We skipped dessert because I had a special coffee shop and bakery in mind, Natchez Coffee Company. We enjoyed espresso, pecan praline coffee and some of the best baked goods. I tried the red velvet cake which towered tall with cream cheese icing and Andrew tried the lemon delight. It is apparent that Andrew really enjoys lemon pies or anything lemon for that matter.
This is a precious little joint with a great view of the cozy town of Natchez. We stumbled across a plaque that seemed to scream our name and our definite theme for this trip.Our last dinner in Natchez was at the King’s Tavern which is the oldest building in the city, circa 1789. It is also apparently haunted and the story involves a mistress, two hit men and skeletal remains hidden behind the fireplace. The restaurant is owned by Chef Regina Charboneau who is also the owner of Twin Oaks in town. Although we didn’t go there for the drinks, they are affiliated with the Charboneau Distillery next door and also have a wide variety of beers and specialty cocktails. Even though the menu is limited, the gourmet flatbreads and desserts are divine. I ordered the Muffaletto flatbread and Andrew ordered the Braised Brisket flatbread. We tried the Black Bottom Pie for dessert which included a ginger snap crust, house made dark chocolate ice cream with bourbon cream cheese topping and yes, it was bliss in our mouths!
On our very last morning in Natchez, we decided to view Natchez in Historic Photographs in the Stratton Church at First Presbyterian Church.This exhibit has over 500 astonishing photographs of early Natchez from the Gandy Collection. It blew me away to see aerial photographs of the river during different floods, dirt roads in the area which is now known as Natchez Under the Hill, the luxurious steamboats and their massive dining halls, the ranges in fashion over the years and recognizing the Carpenter family which owned and lived at Dunleith.
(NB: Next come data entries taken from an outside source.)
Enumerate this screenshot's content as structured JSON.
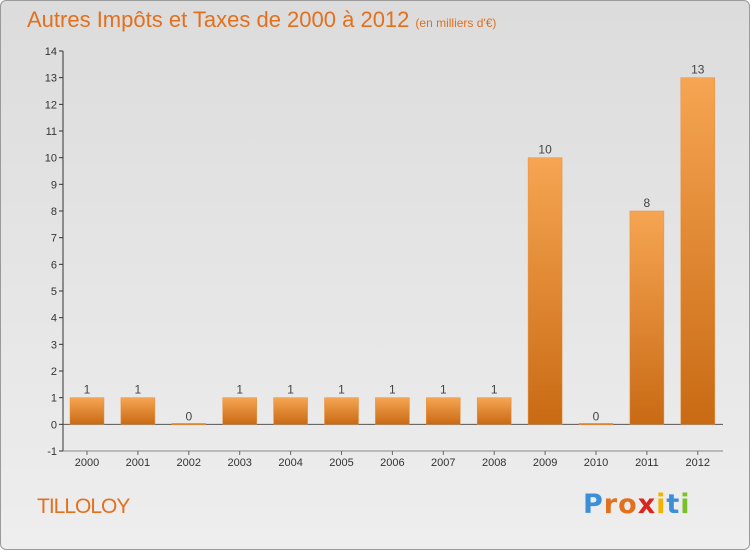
{
  "header": {
    "title": "Autres Impôts et Taxes de 2000 à 2012",
    "subtitle": "(en milliers d'€)"
  },
  "commune": "TILLOLOY",
  "logo": {
    "text": "Proxiti",
    "colors": [
      "#3a8fd8",
      "#e2701d",
      "#e2701d",
      "#d8261e",
      "#f2b400",
      "#3a8fd8",
      "#7bbf2a"
    ]
  },
  "chart_data": {
    "type": "bar",
    "categories": [
      "2000",
      "2001",
      "2002",
      "2003",
      "2004",
      "2005",
      "2006",
      "2007",
      "2008",
      "2009",
      "2010",
      "2011",
      "2012"
    ],
    "values": [
      1,
      1,
      0,
      1,
      1,
      1,
      1,
      1,
      1,
      10,
      0,
      8,
      13
    ],
    "value_labels": [
      "1",
      "1",
      "0",
      "1",
      "1",
      "1",
      "1",
      "1",
      "1",
      "10",
      "0",
      "8",
      "13"
    ],
    "yticks": [
      "-1",
      "0",
      "1",
      "2",
      "3",
      "4",
      "5",
      "6",
      "7",
      "8",
      "9",
      "10",
      "11",
      "12",
      "13",
      "14"
    ],
    "ylim": [
      -1,
      14
    ],
    "title": "Autres Impôts et Taxes de 2000 à 2012",
    "xlabel": "",
    "ylabel": "",
    "grid": false,
    "bar_color": "#f0923a"
  }
}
Esther Carpenter’s grandmother and great grandmother are seen throughout the black and white photographs, lounging on the porch of Dunleith, preparing for a Mardi Gras ball, etc. There is so much history all in one place. If I could do it all over again, I would have visited this exhibit at the beginning of our trip.
My time in Natchez with Andrew was exactly what we needed at this stage in our marriage. It was a nice break from the hustle and bustle of life where we could enjoy good food, spend some time in the great outdoors and reconnect with one another. We celebrated a milestone following a season of great struggle in our marriage and I am grateful for this time together. We didn’t have to go far away or spend tons of money doing fabulous things to have a good time. We just drove to our next door neighbor Mississippi. It was nice to enjoy each other, one on one, with all of our little quirks, in the charming and cozy town of Natchez.
Thank you Natchez for treating us so well.